Financial leverage is the use of borrowed money (debt) to finance the purchase of assets with the expectation that the income or capital gain from the new asset will exceed the cost of borrowing. In most cases, the debt provider will limit how much risk it is ready to take and indicate a limit on the extent of the leverage it will allow. In the case of asset-backed lending, the financial provider uses the assets as collateral until the borrower repays the loan. In the case of a cash flow loan, the general creditworthiness of the company is used to back the loan. The concept of leverage is common in the business world. It is mostly used to boost the returns on equity capital of a company, especially when the business is unable to increase its operating efficiency and returns on total investment. Because earnings on borrowing are higher than the interest payable on debt, the company's total earnings will increase, ultimately boosting stockholders' profits.Leverage and Capital Costs
The debt to equity ratio plays a role in the working average cost of capital (WACC). The overall interest on debt represents the break-even point that must be obtained to profitability in a given venture. Thus, WACC is essentially the average interest an organization owes on the capital it has borrowed for leverage.

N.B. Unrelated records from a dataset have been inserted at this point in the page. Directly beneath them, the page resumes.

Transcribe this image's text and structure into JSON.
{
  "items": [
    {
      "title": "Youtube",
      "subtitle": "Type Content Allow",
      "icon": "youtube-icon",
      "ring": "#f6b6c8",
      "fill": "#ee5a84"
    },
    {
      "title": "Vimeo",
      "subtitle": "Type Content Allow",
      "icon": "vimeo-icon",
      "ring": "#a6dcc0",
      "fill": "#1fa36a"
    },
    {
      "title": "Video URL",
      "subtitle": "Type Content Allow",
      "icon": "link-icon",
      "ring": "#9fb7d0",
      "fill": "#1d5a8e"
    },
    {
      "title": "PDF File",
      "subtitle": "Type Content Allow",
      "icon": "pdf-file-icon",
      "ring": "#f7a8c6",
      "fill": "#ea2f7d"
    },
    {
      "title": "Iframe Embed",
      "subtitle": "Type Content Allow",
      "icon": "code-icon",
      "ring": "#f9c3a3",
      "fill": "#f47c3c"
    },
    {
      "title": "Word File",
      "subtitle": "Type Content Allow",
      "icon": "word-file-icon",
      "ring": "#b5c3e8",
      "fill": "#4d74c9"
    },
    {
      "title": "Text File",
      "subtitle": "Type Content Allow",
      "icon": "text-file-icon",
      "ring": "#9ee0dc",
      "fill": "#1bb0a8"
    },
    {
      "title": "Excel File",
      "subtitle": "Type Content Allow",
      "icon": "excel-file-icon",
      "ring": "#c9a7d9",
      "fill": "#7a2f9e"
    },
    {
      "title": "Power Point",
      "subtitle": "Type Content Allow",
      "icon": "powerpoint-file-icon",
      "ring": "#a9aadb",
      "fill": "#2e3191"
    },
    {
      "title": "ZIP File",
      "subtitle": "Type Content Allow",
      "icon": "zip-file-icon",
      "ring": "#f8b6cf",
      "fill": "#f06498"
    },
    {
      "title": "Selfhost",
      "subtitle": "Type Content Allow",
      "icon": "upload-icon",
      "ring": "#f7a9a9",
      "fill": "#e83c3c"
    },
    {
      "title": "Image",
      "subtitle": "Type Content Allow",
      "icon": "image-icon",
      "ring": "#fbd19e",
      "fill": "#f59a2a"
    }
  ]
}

Let's say equity represents 60% of borrowed capital, and debt is 40%. This results in a financial leverage calculation of 40/60, or 0.6667. The organization owes 10% on all equity and 5% on all debt. That means that the weighted average cost of capital is (.4)(5) + (.6)(10) - or 8%. For every $10,000 borrowed, this organization will owe $800 in interest. Profit must be higher than 8% on the project to offset the cost of interest and justify this leverage.Benefits of Financial Leverage
Leverage provides the following benefits for companies:- Leverage is an essential tool a company's management can use to make the best financing and investment decisions.
- It provides a variety of financing sources by which the firm can achieve its target earnings.
- Leverage is also an essential technique in investing as it helps companies set a threshold for the expansion of business operations. For example, it can be used to recommend restrictions on business expansion once the projected return on additional investment is lower than the cost of debt.